Zero-Day Vulnerability Reported in Apple's QuickTime for Windows ... - InformationWeek

GNUCitizen, a computing machine security consultancy, on Friday in Apple's QuickTime mass media participant for Windows XP and Windows Vista.

"A distant exposure bes in the QuickTime participant for Windows XP and View (latest service packs)," said company laminitis Petko D. Petkov in a blog post. "An aggressor could work the exposure by constructing a specially crafted QuickTime supported mass mass media register that lets distant codification executing if a user visited a malicious Web site, opened a specially crafted fond regard in e-mail, Oregon opened a maliciously crafted media register from the desktop."

Petkov said that if the malicious data file was opened by logged-in user with administrative privileges, the aggressor could take control of the affected system.

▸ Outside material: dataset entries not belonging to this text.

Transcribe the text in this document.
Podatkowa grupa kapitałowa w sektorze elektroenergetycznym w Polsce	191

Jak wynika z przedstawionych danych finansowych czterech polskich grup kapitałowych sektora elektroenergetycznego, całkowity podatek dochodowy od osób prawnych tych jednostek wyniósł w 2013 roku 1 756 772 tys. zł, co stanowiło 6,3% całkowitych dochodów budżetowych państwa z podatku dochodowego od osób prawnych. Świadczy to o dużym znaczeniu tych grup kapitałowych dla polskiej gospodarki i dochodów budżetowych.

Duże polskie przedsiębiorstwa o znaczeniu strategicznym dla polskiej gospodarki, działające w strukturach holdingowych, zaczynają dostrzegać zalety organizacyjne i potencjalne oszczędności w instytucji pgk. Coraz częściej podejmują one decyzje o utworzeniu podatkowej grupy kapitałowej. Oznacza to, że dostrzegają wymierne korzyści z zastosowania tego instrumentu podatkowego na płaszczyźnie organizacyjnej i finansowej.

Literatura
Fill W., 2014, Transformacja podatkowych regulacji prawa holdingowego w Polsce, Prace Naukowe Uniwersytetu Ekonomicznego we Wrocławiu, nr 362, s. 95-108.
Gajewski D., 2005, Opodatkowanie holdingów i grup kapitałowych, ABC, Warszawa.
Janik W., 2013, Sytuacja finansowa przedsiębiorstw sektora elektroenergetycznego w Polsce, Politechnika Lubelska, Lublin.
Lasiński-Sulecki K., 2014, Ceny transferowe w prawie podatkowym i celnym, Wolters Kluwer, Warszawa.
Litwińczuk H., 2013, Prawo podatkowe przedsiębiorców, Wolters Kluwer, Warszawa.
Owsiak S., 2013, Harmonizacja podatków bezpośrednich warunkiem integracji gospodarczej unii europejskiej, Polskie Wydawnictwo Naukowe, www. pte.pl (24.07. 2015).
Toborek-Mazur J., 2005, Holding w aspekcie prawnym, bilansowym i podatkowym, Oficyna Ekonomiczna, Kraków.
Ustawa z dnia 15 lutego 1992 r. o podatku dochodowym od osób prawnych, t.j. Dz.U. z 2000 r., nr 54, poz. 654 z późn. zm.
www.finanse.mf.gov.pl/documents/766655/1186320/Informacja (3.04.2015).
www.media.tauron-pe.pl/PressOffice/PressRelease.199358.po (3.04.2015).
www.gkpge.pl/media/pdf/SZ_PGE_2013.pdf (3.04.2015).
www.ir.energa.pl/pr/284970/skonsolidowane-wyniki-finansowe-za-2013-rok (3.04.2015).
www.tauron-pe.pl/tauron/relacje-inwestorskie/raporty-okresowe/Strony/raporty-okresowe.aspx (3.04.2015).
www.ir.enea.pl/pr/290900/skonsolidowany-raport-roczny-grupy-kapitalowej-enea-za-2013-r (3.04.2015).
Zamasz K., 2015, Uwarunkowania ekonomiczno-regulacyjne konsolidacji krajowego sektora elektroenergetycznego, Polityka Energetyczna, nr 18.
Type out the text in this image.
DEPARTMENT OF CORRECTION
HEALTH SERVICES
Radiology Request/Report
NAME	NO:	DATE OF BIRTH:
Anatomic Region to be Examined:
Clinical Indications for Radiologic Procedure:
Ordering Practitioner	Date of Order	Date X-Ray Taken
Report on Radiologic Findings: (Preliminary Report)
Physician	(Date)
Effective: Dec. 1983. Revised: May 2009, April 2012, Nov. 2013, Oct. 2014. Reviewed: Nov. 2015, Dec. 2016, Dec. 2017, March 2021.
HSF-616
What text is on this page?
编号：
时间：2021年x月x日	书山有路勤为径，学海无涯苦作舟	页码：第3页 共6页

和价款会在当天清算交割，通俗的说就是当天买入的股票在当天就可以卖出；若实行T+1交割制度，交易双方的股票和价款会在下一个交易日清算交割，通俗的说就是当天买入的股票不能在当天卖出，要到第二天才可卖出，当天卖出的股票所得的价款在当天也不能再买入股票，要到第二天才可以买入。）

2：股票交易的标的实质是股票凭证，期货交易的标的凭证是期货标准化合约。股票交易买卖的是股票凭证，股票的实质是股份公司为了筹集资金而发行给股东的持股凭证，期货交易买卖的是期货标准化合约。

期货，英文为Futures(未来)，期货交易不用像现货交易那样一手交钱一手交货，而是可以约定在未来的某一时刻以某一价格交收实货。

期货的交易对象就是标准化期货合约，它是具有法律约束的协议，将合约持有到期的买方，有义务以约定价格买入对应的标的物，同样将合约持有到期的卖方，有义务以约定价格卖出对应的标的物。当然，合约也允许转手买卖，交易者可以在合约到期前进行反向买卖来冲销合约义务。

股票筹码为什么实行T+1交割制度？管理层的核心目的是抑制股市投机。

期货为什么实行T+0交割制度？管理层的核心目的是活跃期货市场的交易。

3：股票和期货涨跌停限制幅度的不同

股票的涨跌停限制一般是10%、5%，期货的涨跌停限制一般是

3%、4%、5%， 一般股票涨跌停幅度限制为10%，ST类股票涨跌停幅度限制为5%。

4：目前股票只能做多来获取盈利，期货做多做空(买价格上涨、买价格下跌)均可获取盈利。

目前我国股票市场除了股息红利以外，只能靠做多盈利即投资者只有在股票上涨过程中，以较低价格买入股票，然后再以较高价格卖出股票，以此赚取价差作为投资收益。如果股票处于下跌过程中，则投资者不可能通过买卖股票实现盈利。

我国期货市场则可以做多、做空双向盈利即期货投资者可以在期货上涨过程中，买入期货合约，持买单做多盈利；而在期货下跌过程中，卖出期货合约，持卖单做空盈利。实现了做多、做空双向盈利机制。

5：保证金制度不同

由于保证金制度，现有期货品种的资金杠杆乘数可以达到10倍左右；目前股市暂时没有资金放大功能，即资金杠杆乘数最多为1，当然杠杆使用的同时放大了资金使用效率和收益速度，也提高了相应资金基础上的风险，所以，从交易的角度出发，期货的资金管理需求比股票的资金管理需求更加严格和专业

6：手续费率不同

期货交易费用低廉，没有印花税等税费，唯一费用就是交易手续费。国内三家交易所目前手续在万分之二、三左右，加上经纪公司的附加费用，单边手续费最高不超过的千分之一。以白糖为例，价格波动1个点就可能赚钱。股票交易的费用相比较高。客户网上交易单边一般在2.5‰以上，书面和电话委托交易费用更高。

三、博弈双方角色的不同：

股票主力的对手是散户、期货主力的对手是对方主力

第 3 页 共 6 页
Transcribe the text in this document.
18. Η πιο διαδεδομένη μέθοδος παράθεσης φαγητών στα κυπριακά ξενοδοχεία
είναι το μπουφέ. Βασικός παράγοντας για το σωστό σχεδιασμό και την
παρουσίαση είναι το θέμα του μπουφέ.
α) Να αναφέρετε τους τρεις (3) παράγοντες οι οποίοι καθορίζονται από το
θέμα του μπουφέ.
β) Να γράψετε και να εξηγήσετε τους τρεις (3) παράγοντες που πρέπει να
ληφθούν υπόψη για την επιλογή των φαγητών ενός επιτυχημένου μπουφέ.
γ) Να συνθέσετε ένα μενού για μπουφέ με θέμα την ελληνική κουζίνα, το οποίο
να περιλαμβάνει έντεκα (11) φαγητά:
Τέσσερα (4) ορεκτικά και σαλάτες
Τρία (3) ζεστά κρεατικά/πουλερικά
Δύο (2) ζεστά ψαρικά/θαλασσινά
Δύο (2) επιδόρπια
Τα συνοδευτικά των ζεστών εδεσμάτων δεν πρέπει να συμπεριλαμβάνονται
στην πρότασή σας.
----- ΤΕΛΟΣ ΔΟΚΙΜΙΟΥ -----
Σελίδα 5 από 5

"The exposure was successfully tested in Windows XP SP2 and Windows View SP1 environments," Petkov said, adding that other versions of QuickTime are believed to be exploitable too.

Petkov said that in keeping with responsible revelation practices, his grouping will do the privately held exposure known to Apple. He did not state whether inside information of the onslaught would be made public after Apple have had a opportunity to piece the vulnerability.

GNU Citizen have posted a demonstrating that onslaught on its Web site.

Earlier this month, Apple released QuickTime 7.4.5, which contained .

In January, Italian security research worker Luigi Auriemma posted a proof-of-concept work for a zero-day exposure in what was then the most current version of Apple's QuickTime mass media software system (7.3.1).